— А что, друже, дальше намереваешься делать? Сдается мне, пора б и челом бить, чтоб в казаки приписали?
— Я, Митрич, тоже о том подумываю…
— Кланяться обчеству надо с умом. Я вот и сегодня говорил о тебе атаману — пообещал. Только, говорит, что придётся тебе в поход сходить, показать, что ты за казак. Наш курень полусотню выставляет. Говорят, два полка черноморцев на персов пойдут. Так‑то, друже, придётся согласиться. Да что ты и за казак будешь, коли пороху не понюхаешь и дуван не поделишь. Ну, давай выпьем. — Кравчина, кряхтя, снова налил в глиняные кружки: — За твоё казачество!
Выпил Леонтий, охмелел, и все в жизни показалось иным: простым, лёгким. А Кравчина вдруг стал самым близким, прямо родным человеком.
— Пей, пей, — хлопал его по плечу Григорий. — Вернешься из похода, я тебе, друже, помогу хозяйством обзавестись. Женим что ни на есть на лучшей красавице.
Обжигаясь, Леонтий выпил отдававшую сивушной вонью мутную жидкость.
— Вот это казак! — притворно восхитился Крав–чина. — Я уж тебе и справу добрую подготовлю. Эх, кабы не хворь, пошёл бы и я воевать перса… Было время, повоевал я на своём веку… Ну, пойдём к атаману…
Толкаясь у двери, они вышли из хаты и, в обнимку, покачиваясь на нетвёрдых ногах, двинулись в правление.
•
Во вторник, на масляной, в Екатеринодарской крепости день начался не совсем обычно. Трижды, с перерывами, рявкнула вестовая пушка. Она разорвала предутреннюю тишину и пробудила всех жителей. Вслед за этим с колокольни войскового собора посыпался перезвон. Гудели, перекликались на все лады колокола.
Из куренных казарм на майдан высыпали в полном снаряжении черноморцы, отправляющиеся в поход. Разобравшись по сотням, входили казаки в храм. Вскоре в нём набилось столько люда, что и яблоку негде упасть. В церкви пахло овчиной, лампадной копотью. Казаки перебрасывались шутками, переговаривались. Казалось, что собрались они не на войну, а на гулянку. Лишь немногие стояли задумчиво, и, глядя на них, можно было безошибочно угадать, что в станицах у них остались семьи, которым нелегко с уходом кормильца.
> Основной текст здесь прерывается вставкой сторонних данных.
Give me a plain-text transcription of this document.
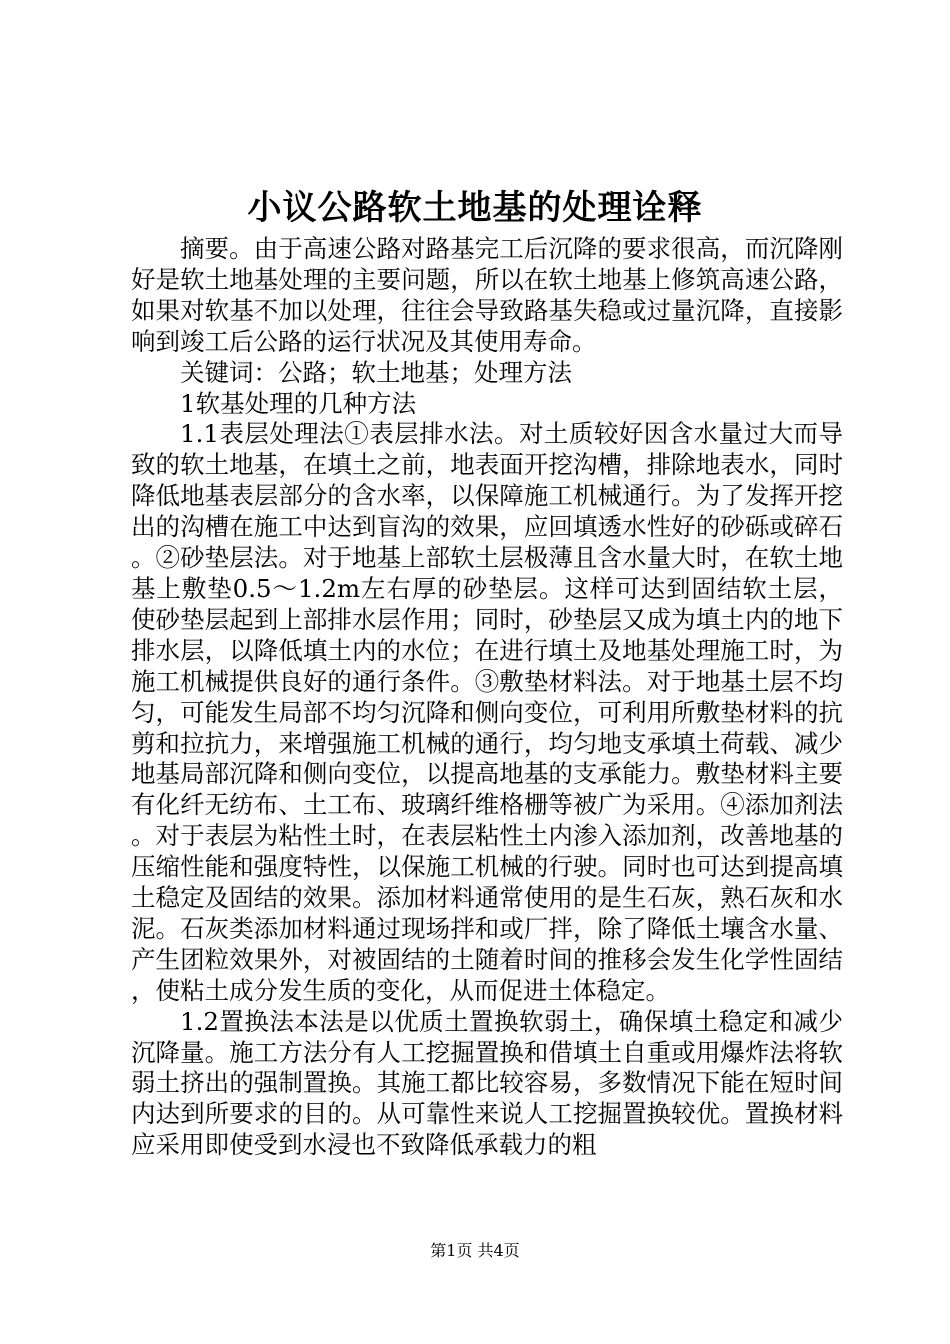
小议公路软土地基的处理诠释

摘要。由于高速公路对路基完工后沉降的要求很高，而沉降刚好是软土地基处理的主要问题，所以在软土地基上修筑高速公路，如果对软基不加以处理，往往会导致路基失稳或过量沉降，直接影响到竣工后公路的运行状况及其使用寿命。

关键词：公路；软土地基；处理方法

1软基处理的几种方法

1.1表层处理法①表层排水法。对土质较好因含水量过大而导致的软土地基，在填土之前，地表面开挖沟槽，排除地表水，同时降低地基表层部分的含水率，以保障施工机械通行。为了发挥开挖出的沟槽在施工中达到盲沟的效果，应回填透水性好的砂砾或碎石。②砂垫层法。对于地基上部软土层极薄且含水量大时，在软土地基上敷垫0.5～1.2m左右厚的砂垫层。这样可达到固结软土层，使砂垫层起到上部排水层作用；同时，砂垫层又成为填土内的地下排水层，以降低填土内的水位；在进行填土及地基处理施工时，为施工机械提供良好的通行条件。③敷垫材料法。对于地基土层不均匀，可能发生局部不均匀沉降和侧向变位，可利用所敷垫材料的抗剪和拉抗力，来增强施工机械的通行，均匀地支承填土荷载、减少地基局部沉降和侧向变位，以提高地基的支承能力。敷垫材料主要有化纤无纺布、土工布、玻璃纤维格栅等被广为采用。④添加剂法。对于表层为粘性土时，在表层粘性土内渗入添加剂，改善地基的压缩性能和强度特性，以保施工机械的行驶。同时也可达到提高填土稳定及固结的效果。添加材料通常使用的是生石灰，熟石灰和水泥。石灰类添加材料通过现场拌和或厂拌，除了降低土壤含水量、产生团粒效果外，对被固结的土随着时间的推移会发生化学性固结，使粘土成分发生质的变化，从而促进土体稳定。

1.2置换法本法是以优质土置换软弱土，确保填土稳定和减少沉降量。施工方法分有人工挖掘置换和借填土自重或用爆炸法将软弱土挤出的强制置换。其施工都比较容易，多数情况下能在短时间内达到所要求的目的。从可靠性来说人工挖掘置换较优。置换材料应采用即使受到水浸也不致降低承载力的粗

第1页 共4页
Стоя у толстого деревянного столба, подпиравшего кровлю, Леонтий Малов рассеянно слушал молитву. В тусклом пламени свечей клубились облачка ладанного дыма. Иногда мелькала седая борода и красное, опухшее лицо священника. Он что‑то торопливо бубнил осипшим тенором. Ему вторил зычный бас дюжего дьякона.
Леонтий нехотя крестился. С того памятного дня, когда он вынул из петли холодное тело дочери, когда увидел её посиневшее, перекошенное смертной мукой лицо, молитвы не шли на ум Леонтию.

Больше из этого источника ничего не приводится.